By IANS,
New Delhi: The Indian rupee fell to a record low Wednesday at 53.88 to a dollar on increased demand for the US currency from importers and gloomy outlook for the global economy owing mainly to the debt crisis in eurozone.
This is the third consecutive day which has seen the rupee falling to new lows.
The Indian currency recovered from the low hit in morning trade, but traded below the 53-a dollar level through the day before closing at 53.70 per dollar.
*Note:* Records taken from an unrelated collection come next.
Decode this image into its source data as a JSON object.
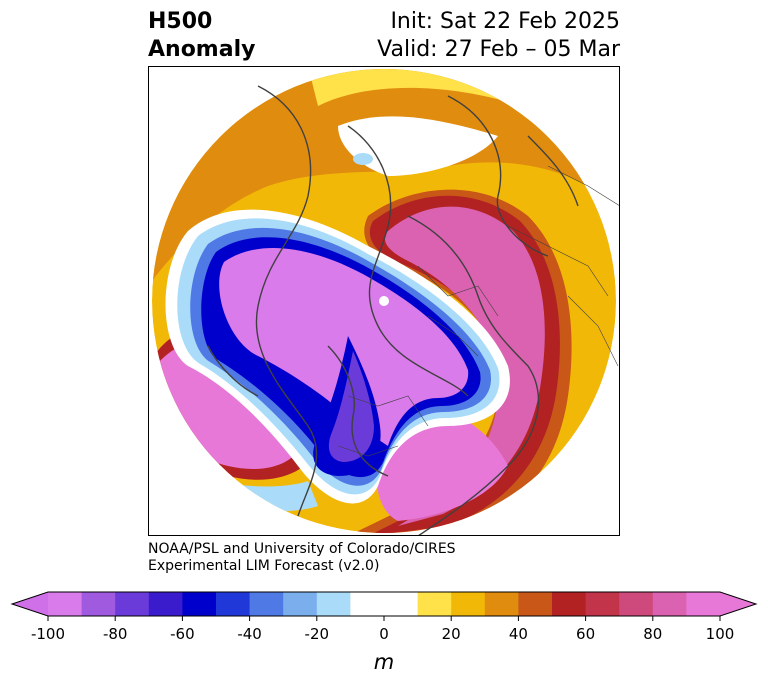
{
  "header": {
    "title_line1": "H500",
    "title_line2": "Anomaly",
    "init": "Init: Sat 22 Feb 2025",
    "valid": "Valid: 27 Feb – 05 Mar"
  },
  "credits": {
    "line1": "NOAA/PSL and University of Colorado/CIRES",
    "line2": "Experimental LIM Forecast (v2.0)"
  },
  "colorbar": {
    "unit": "m",
    "ticks": [
      "-100",
      "-80",
      "-60",
      "-40",
      "-20",
      "0",
      "20",
      "40",
      "60",
      "80",
      "100"
    ],
    "levels": [
      -100,
      -90,
      -80,
      -70,
      -60,
      -50,
      -40,
      -30,
      -20,
      -10,
      10,
      20,
      30,
      40,
      50,
      60,
      70,
      80,
      90,
      100
    ],
    "colors": [
      "#d97bea",
      "#a05ae0",
      "#6a3bd8",
      "#3b1ccc",
      "#0000cc",
      "#2138d8",
      "#4f79e4",
      "#7aaeed",
      "#aadcfa",
      "#ffffff",
      "#ffe14a",
      "#f2b807",
      "#e08c0e",
      "#c85718",
      "#b22222",
      "#c2344a",
      "#cf4a7c",
      "#db62b0",
      "#e778d8"
    ],
    "extend_low_color": "#d070e8",
    "extend_high_color": "#e878d8"
  },
  "map": {
    "projection": "north-polar-stereographic",
    "description_features": [
      "coastlines",
      "country-borders",
      "state-borders"
    ]
  }
}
The weakness in the equities markets also put pressure on the currency.
Foreign institutional investors, in fact, sold stocks worth $91.66 million Wednesday, according to data available with the Securities and Exchange Board of India (SEBI).
Traders expect rupee to depreciate further to about 54-56 rupees to a dollar in the near term.
A depreciating rupee makes imports costlier, and has a major impact on the country’s oil bill by putting pressure on retailers to hike prices of at least de-regulated fuels like petrol and aviation turbine fuel. This adds to the inflationary pressures.
Finance Minister Pranab Mukherjee said while excessive capital inflows in the aftermath of global economic crisis led to sharp appreciation in the value of Indian currency, the reversal has now caused a sharp depreciation.
“We have witnessed sharp depreciation of the rupee vis-a-vis the US dollar in the last few months,” said Mukherjee at the Delhi Economics Conclave here.
C. Rangarajan, the chairman of the Prime Minister’s Economic Advisory Council and a former RBI governor, said the central bank could intervene to combat fluctuations in the currency if the factors affecting it were from within the country.
“If the behaviour of Indian rupee is because of certain factors which generate in the Indian economy, then we can use the foreign exchange reserves to control the volatility,” Rangarajan said adding that the reasons for the current depreciation were external economic conditions and an increasing capital account deficit.
In the past four months, the rupee has lost more than 19 percent as India’s imports started far outweighing its exports. The current account deficit which is the difference between a country’s imports of goods, services and its exports has widened to over 3 percent of the gross domestic product.
Many of the country’s import-dependent sectors will see costs going up if the rupee doesn’t stabilise in the near future.
But analysts are hoping for some intervention from the central bank like it did in September and October.
The RBI had sold dollars worth $845 million and $943 million in September and October, respectively, to support the currency, according to data available with the central bank.